Florian Petschl tauscht sich im Bauernverband mit anderen Landwirten über Themen wie die überbordende Bürokratie, Tierhaltung und Agrardiesel aus. Auf seinem eigenen Hof kümmert er sich um seine Hühner und Schweine und sorgt dafür, dass in seinem Hofladen ganzjährig Äpfel, Kartoffeln und Zwiebeln liegen.

Beide sehen in erneuerbaren Energien die Zukunft – doch was genau sagen sie zu Solaranlagen auf Freiflächen, entlang Schnellstraßen und auf Feldern? Vier Punkte sorgen für Gesprächsbedarf.

1) Solaranlagen auf Industrieflächen

„Letztendlich gibt es jede Fläche nur einmal“, sagt Florian Petschl. Und in der Landwirtschaft gelte: Zuerst aufs Dach, bevor man an die Flächen geht. Denn im Kreis Ludwigsburg würden es Böden und Klima zulassen, dass von A wie Apfel bis Z wie Zucchini alles wachse. „Wir haben eine der fruchtbarsten Regionen, die es gibt“, sagt der Landwirt. Wäre dann nicht die Industrie stärker gefragt, bevor man an landwirtschaftliche Flächen geht, fragt sich Petschl. „Ich denke, dass Parkplätze und Dächer noch zu wenig genutzt werden“, sagt der Marbacher.

„In Summe brauchen wir in Baden-Württemberg knapp 70 Terawattstunden Strom“, sagt Jörg Dürr-Pucher. Bis 2040 möglicherweise bis zu 100 TWh, davon solle circa die Hälfte Solarstrom sein. „Da braucht es auch industrielle Flächen klar, Parkplatz-PV ist wichtig“, stimmt er zu. Man müsse aber alle Flächen prüfen – und ohne Solarparks gehe es nicht.

Jörg Dürr-Pucher arbeitet zwar mittlerweile für ein Unternehmen aus Ellwangen, kennt den Landkreis aber gut.

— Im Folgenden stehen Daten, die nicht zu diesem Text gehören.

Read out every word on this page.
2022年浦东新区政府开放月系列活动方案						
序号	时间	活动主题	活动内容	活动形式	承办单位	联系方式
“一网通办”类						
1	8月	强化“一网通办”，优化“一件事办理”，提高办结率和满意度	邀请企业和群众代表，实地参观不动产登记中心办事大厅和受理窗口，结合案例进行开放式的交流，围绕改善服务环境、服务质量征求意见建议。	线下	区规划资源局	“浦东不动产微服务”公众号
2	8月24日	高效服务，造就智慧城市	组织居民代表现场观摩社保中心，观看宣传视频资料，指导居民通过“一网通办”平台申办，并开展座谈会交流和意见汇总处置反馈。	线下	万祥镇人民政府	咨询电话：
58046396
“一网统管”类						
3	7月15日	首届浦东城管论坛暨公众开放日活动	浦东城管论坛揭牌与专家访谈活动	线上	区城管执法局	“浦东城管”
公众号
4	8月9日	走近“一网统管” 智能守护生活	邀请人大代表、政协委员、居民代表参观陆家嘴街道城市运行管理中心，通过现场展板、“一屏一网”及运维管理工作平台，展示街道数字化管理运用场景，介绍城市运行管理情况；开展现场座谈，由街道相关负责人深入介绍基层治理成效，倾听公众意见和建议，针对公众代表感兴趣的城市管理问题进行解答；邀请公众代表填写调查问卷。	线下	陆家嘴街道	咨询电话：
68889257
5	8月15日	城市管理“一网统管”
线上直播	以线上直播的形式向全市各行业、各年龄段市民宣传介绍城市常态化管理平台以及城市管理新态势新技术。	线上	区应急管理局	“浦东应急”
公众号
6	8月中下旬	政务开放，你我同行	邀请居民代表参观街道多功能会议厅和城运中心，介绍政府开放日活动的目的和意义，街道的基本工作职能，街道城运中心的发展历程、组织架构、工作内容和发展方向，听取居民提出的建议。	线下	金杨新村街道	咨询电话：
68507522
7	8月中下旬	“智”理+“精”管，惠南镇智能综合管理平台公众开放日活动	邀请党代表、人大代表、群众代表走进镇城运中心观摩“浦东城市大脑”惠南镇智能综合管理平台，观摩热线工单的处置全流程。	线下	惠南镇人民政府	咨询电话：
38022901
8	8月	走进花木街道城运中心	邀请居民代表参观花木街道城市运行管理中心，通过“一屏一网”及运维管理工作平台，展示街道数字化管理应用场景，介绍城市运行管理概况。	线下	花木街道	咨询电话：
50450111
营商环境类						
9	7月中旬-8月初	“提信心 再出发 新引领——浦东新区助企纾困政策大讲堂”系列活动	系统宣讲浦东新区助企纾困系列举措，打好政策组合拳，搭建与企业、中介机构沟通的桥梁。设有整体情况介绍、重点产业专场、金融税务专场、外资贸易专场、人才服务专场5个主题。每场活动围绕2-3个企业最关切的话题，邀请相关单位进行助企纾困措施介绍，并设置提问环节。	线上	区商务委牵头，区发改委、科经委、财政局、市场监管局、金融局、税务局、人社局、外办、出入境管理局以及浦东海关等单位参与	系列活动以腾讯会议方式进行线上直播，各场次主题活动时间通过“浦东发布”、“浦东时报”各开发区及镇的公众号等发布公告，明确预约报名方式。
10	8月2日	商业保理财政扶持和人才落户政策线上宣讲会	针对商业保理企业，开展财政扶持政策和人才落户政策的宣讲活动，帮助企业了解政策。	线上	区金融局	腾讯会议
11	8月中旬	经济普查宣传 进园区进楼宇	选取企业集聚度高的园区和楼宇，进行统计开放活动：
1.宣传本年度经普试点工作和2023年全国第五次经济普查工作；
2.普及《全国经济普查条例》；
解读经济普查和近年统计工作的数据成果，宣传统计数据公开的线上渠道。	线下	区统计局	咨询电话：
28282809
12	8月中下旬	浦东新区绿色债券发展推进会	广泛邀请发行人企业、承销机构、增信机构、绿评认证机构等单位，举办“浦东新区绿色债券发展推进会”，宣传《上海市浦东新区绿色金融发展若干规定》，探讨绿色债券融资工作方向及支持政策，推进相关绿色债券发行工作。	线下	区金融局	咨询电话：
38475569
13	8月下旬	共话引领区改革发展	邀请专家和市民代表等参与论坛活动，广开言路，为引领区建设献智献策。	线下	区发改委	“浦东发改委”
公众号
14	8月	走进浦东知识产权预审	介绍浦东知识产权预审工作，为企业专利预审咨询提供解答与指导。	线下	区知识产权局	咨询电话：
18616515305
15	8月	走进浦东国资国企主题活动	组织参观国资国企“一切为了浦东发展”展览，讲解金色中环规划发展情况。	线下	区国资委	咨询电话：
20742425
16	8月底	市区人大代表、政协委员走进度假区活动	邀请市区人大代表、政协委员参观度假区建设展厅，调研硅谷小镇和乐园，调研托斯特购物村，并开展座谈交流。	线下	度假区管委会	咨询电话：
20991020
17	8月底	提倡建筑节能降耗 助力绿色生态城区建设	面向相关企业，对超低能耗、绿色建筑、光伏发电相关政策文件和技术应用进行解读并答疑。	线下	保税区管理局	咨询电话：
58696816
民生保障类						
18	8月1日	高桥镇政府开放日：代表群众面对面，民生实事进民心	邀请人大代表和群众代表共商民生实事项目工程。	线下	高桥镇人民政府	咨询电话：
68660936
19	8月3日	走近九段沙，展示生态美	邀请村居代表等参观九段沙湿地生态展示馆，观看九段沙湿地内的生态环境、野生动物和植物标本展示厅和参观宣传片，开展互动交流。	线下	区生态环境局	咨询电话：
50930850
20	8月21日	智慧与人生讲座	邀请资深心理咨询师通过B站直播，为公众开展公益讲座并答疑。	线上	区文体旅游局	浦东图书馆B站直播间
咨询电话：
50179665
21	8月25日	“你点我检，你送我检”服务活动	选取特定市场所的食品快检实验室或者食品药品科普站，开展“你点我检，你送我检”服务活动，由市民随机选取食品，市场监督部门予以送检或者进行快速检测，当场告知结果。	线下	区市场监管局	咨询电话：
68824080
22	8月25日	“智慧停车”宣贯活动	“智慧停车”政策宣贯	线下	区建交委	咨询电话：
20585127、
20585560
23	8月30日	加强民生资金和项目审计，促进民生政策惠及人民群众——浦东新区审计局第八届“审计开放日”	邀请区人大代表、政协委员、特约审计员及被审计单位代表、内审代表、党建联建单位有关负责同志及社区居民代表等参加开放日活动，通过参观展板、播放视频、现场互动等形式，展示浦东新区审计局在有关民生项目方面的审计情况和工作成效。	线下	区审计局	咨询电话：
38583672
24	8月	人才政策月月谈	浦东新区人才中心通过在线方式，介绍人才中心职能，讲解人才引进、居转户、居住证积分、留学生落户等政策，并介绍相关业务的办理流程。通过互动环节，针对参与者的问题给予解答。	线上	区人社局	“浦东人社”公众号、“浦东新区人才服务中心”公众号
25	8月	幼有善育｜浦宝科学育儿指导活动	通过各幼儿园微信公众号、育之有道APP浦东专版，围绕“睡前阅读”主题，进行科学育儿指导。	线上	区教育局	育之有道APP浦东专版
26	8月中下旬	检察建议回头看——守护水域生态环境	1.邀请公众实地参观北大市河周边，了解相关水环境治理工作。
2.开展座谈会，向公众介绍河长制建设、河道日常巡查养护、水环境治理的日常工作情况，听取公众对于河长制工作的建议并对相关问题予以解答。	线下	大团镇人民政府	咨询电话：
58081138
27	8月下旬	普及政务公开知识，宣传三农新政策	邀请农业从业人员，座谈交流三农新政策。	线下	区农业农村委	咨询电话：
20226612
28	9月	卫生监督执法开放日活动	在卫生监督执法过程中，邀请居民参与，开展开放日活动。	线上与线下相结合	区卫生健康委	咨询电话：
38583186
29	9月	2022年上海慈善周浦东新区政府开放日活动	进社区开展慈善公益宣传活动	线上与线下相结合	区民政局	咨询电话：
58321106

Foto: privat

2) Landwirte miteinbeziehen

„Wir können Photovoltaik nicht verteufeln“, sagt Petschl. Im Gegenteil: Viele Landwirte würden den Bau von Solaranlagen als Chance nutzen, ihren Betrieb zukunftsfähig aufzustellen. Kaum ein landwirtschaftlicher Hof habe keine PV-Anlage auf dem Stalldach. „Wo wir etwas dagegen haben, ist wenn jemand kommt und sagt, er will eine 40 Hektar große Anlage setzen – so viel zusammenhängende Fläche gibt es kaum, und wenn doch, gehört sie in der Regel nicht einer Person.“

Diese fünf PV-Freiflächenanlagen sind im Kreis Ludwigsburg geplant. Foto: Manfred Zapletal

Stattdessen? Kleine Kooperationen mit mehreren Betrieben, schlägt Petschl vor. Bauernland in Bauernhand, damit der Landwirt selbst überwachen könne, wie die Leitungen verlegt werden und ob die Anlage rückbaubar wäre.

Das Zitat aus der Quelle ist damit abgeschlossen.